農薬使用記録簿の書き方と保管方法
農薬使用記録簿とは
農薬使用記録簿とは、農薬を使用した際の情報を記録した帳簿のことです。農薬取締法の改正(2018年施行)により、農業者は農薬の使用記録を作成・保管することが義務付けられました。
記録の目的は、食の安全確保と農薬の適正使用の推進にあります。万が一、農産物に残留農薬の問題が発生した場合に、いつ・どこで・どの農薬を使ったかを追跡できるようにするためです。
記録が必要な情報
農薬使用記録簿には、以下の項目を記録する必要があります。
- 使用年月日:農薬を散布した日付
- 農薬の名称:登録商品名(一般名ではなく商品名)
- 使用量(希釈倍率):使用した農薬の量または希釈倍率
- 使用方法:散布・土壌混和など、どのように使用したか
- 使用場所(圃場名・面積):どの畑・どのくらいの面積に使用したか
- 対象作物:散布した作物名
これらを漏れなく記録することが求められています。
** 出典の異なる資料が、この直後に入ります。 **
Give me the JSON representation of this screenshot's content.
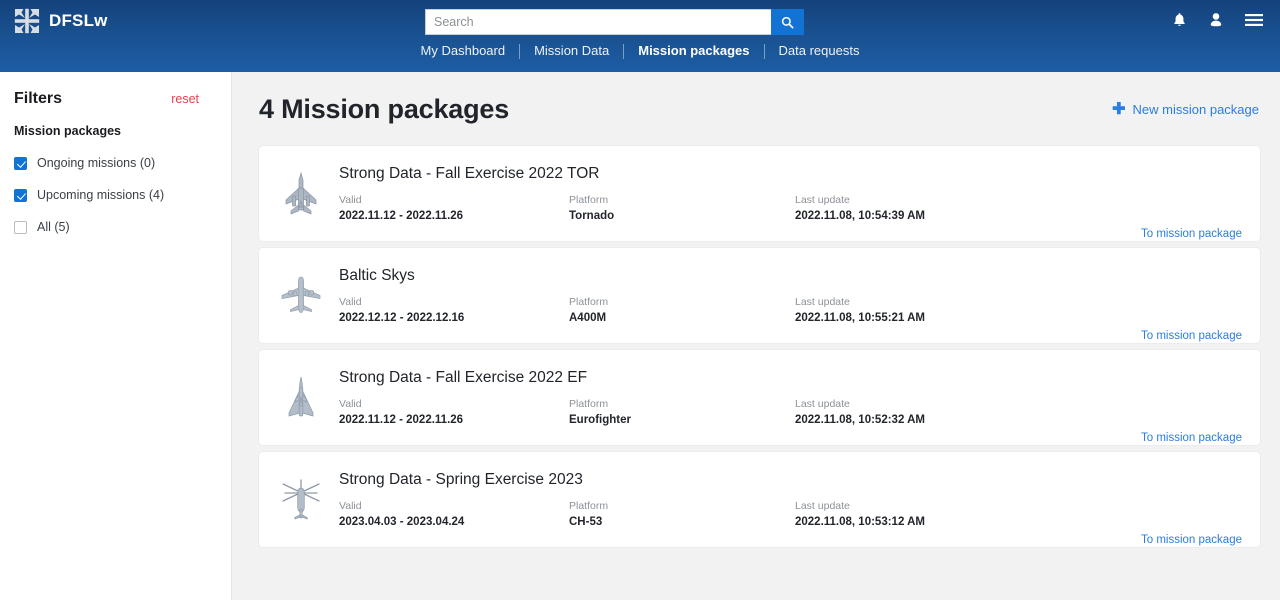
{
  "header": {
    "brand": "DFSLw",
    "logo_icon": "iron-cross-logo",
    "search": {
      "value": "",
      "placeholder": "Search",
      "button_icon": "search-icon"
    },
    "nav": [
      {
        "label": "My Dashboard",
        "active": false
      },
      {
        "label": "Mission Data",
        "active": false
      },
      {
        "label": "Mission packages",
        "active": true
      },
      {
        "label": "Data requests",
        "active": false
      }
    ],
    "icons": [
      {
        "name": "notifications-bell-icon"
      },
      {
        "name": "user-account-icon"
      },
      {
        "name": "hamburger-menu-icon"
      }
    ]
  },
  "sidebar": {
    "title": "Filters",
    "reset_label": "reset",
    "group_label": "Mission packages",
    "filters": [
      {
        "label": "Ongoing missions (0)",
        "checked": true
      },
      {
        "label": "Upcoming missions (4)",
        "checked": true
      },
      {
        "label": "All (5)",
        "checked": false
      }
    ]
  },
  "main": {
    "page_title": "4 Mission packages",
    "new_button_label": "New mission package",
    "new_button_icon": "plus-icon",
    "labels": {
      "valid": "Valid",
      "platform": "Platform",
      "last_update": "Last update"
    },
    "link_label": "To mission package",
    "packages": [
      {
        "title": "Strong Data - Fall Exercise 2022 TOR",
        "valid": "2022.11.12 - 2022.11.26",
        "platform": "Tornado",
        "last_update": "2022.11.08, 10:54:39 AM",
        "icon": "tornado-jet-icon"
      },
      {
        "title": "Baltic Skys",
        "valid": "2022.12.12 - 2022.12.16",
        "platform": "A400M",
        "last_update": "2022.11.08, 10:55:21 AM",
        "icon": "a400m-transport-aircraft-icon"
      },
      {
        "title": "Strong Data - Fall Exercise 2022 EF",
        "valid": "2022.11.12 - 2022.11.26",
        "platform": "Eurofighter",
        "last_update": "2022.11.08, 10:52:32 AM",
        "icon": "eurofighter-jet-icon"
      },
      {
        "title": "Strong Data - Spring Exercise 2023",
        "valid": "2023.04.03 - 2023.04.24",
        "platform": "CH-53",
        "last_update": "2022.11.08, 10:53:12 AM",
        "icon": "ch53-helicopter-icon"
      }
    ]
  },
  "colors": {
    "header_top": "#14427c",
    "header_bottom": "#1d5da5",
    "accent_blue": "#1273d4",
    "link_blue": "#2b7de0",
    "reset_red": "#e8414f",
    "content_bg": "#f2f2f2"
  }
}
特に希釈倍率は、使用基準を守っているかの確認に重要な項目です。
保管期間と保管方法
農薬使用記録は、3年間の保管が義務付けられています。JAS有機認証を取得している農場では、さらに長期間の保管が求められる場合もあります。
紙の記録簿は湿気・害虫による劣化に注意が必要です。ファイリングして、直射日光の当たらない乾燥した場所に保管しましょう。デジタルデータの場合はバックアップを定期的に取っておくことが大切です。
散布記録アプリの活用
農薬混用チェッカーのプレミアム機能を使うと、スマートフォンで散布記録を簡単に管理できます。
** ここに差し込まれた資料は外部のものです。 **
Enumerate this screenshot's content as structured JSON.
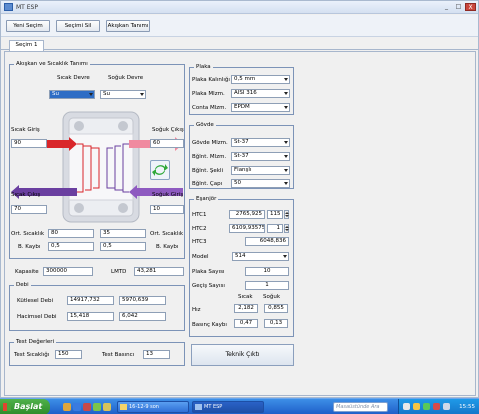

混用チェックを行った後に「散布内容を登録する」ボタンを押すだけで、散布日・作物・使用農薬が自動的に記録されます。希釈倍率や散布量も入力でき、記録した内容をそのままPDFとして出力できるため、JA提出用の書類作成が大幅に効率化されます。
デジタル記録のメリットは、検索・集計が容易な点です。「去年の今頃、いちごにどの農薬を使っていたか」をすぐに確認できます。
記録をつける習慣を身につける
農薬使用記録は、散布したその日のうちに記録するのが理想です。後から思い出して記入しようとすると、使用量や日付の記憶が曖昧になることがあります。
散布作業が終わったらすぐにスマートフォンで記録する、または散布タンクのそばに記録簿を置いておくなど、すぐに記録できる環境を整えることをお勧めします。